One of the most important populations a counselor can serve is those who are on the front lines of difficult situations where emotional and mental issues are common. This includes police officers, firefighters, nurses and doctors, our own counselors, and pastors. With the coronavirus pandemic happening right now, the mental health field undoubtedly will see a significant spike even beyond the already projected increase in domestic violence, child abuse, trauma from hospitalization, grief from loss, divorce, and substance use cases due to shelter-in-place, deaths from COVID-19, and the need for quaritine.
But to be able to serve these frontline individuals and first-responders, they need to be aware they are struggling. Whether it is because of secondary trauma or seeing traumatic events, you need to know the signs where you may need to seek counseling. This is specifically for those who are emotionally charged, mentally exhausting, trauma filled work environments.
- You seem to have less empathy or people make comments you are more annoyed
This is different than point 6 below with anger, instead, you find your demeanor has changed. Sometimes people are not aware of these changes in themselves but others notice you have a harsher tone, your body language is different, or your decision making is less empathic. Some have even stated it is to a point of feeling numb. These are signs of possible emotional disturbance or trauma.

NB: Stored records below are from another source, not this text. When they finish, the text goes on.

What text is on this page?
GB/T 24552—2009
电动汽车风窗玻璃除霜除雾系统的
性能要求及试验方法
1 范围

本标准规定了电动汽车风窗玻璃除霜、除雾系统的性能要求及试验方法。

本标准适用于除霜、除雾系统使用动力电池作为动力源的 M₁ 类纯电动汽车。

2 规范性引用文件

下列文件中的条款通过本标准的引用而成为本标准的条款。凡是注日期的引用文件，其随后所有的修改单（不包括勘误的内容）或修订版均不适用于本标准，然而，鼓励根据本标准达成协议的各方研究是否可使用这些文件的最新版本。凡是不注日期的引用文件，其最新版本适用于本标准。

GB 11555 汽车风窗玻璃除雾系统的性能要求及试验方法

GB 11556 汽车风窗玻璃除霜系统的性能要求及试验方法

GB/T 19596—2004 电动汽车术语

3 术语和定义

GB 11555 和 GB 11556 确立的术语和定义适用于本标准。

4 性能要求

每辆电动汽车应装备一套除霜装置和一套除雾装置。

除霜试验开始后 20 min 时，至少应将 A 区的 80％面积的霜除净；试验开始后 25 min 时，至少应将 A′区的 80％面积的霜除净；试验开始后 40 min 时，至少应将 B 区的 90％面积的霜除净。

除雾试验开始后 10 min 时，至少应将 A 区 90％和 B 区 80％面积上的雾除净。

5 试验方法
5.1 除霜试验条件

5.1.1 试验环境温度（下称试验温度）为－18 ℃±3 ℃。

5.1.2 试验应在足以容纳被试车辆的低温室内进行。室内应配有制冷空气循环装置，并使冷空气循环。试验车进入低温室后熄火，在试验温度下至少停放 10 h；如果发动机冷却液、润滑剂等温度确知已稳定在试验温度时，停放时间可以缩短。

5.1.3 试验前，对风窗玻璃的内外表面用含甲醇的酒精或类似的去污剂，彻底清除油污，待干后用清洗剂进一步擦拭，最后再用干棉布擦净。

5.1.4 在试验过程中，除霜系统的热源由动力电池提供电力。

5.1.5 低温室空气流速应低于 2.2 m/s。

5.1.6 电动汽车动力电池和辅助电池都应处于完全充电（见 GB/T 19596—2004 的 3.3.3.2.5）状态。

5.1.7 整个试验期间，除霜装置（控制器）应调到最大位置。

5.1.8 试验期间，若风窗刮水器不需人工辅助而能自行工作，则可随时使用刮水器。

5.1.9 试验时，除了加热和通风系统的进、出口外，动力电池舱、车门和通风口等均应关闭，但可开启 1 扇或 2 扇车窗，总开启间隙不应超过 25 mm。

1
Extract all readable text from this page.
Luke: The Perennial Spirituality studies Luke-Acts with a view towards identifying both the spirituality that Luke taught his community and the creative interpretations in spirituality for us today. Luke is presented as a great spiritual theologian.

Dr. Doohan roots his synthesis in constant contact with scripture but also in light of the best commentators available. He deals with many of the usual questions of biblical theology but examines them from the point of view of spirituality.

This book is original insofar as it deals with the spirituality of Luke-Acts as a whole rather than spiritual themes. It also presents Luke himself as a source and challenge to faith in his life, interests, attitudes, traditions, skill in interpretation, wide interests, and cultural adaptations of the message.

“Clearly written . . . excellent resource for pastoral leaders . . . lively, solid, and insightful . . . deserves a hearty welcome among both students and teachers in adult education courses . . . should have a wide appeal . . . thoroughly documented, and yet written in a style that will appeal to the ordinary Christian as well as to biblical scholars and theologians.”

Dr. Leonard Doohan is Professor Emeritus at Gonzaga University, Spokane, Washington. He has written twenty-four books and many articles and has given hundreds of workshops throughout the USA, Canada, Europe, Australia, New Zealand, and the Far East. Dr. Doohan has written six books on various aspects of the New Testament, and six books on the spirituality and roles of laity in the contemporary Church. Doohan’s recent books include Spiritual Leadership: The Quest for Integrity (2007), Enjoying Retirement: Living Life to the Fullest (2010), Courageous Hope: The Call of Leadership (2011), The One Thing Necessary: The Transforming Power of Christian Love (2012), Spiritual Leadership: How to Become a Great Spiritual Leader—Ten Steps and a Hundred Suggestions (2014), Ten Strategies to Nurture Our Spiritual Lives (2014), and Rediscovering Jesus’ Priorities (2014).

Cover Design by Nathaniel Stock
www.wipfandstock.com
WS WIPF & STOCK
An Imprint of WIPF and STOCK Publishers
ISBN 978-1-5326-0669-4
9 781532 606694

- Your sleep and appetite have changed for the worse
Whether you find you need more and more sleep, can’t fall asleep, find yourself eating significantly more, or go the whole day without an appetite, if you find these changes to become reoccurring or permanent, this might be time to evaluate if you need to look into counseling.
- You can’t hold back the tears
Whether it is because our carrots from lunch fell on the floor, we hear a kid become annoyed at something trivial, or are given a new task that we were not ready for, something sends us to tears. When we’re exhausted both physically and mentally, we pretty much lose the strength to cope with challenging situations, and regular day-to-day stress is intensified. It’s totally understandable that you’ve probably found yourself crying in front of colleagues, friends, or even random strangers.
- You isolate or respond differently in crowds
If you find yourself wanting to stay home and away from people, calling off work because you just need a day to your self but do it numerous times, or avoid important activities like going grocery shopping and movies because of the crowds of people, you may be struggling with depressive or trauma symptoms.
- You find yourself being exhausted or lacking motivation
When you experience too much stressors or feel depressed, it does not matter how much sleep or exercise you get, how much extra self-care you have. You may feel exhausted, wanting to stay in bed, cancel appointments, and avoid activities you normally would do. Coffee or a nap does not fix this.
- You are irritable frequently and/or intensely
Everyone gets angry, but we are talking about beyond your baseline. A significant symptom includes if you are one that does not normally get frustrated and now you find yourself screaming at the little things or you find yourself upset most days much more frequently than normal.
- You seem to be easily distracted and lose things
This one is a hard one because we always lose something at some point and does not mean we are emotionally drained. But you find a pattern of unable to focus, distractibility, responding to outside stimuli, and cannot focus way too much. If this happens to you, take a minute to do an emotional inventory to see if you may need to seek help.
- Nightmares, flashbacks, or dissociation
These are three classic symptoms of trauma, where the traumatic event seems to mess with your mind and you relive it in your dreams or while awake certain sounds, smells, or places cause you to experience the trauma again. Dissociation is when you have gaps in your memory because something is too extreme to remember or you feel like it was someone else that lived that specific memory. These are important things to go over a counselor with.
- You have panic attacks
Whether it is because of an outward stimulus or your own thoughts, you find yourself with immediate and uncontrollable shortness of breath, increased heart rate, sweaty palms, tightness in your chest, nausea, headache, flushed body heat, and/or feeling of loss of control, you may be having a panic attack. Some times people mistake this for a heart attack or an allergic reaction and you should seek out medical assistance. If a doctor finds it to be a panic attack, seek mental health.
- You feel hopeless and helpless. Everything feels gray.
This is a classic concern for people who are depressed. You begin to ask the question, “what’s the point?” or “does anyone care?” You wonder if you are actually making a difference, you feel insignificant, having lost control, or unable to feel much of anything. Please seek out help.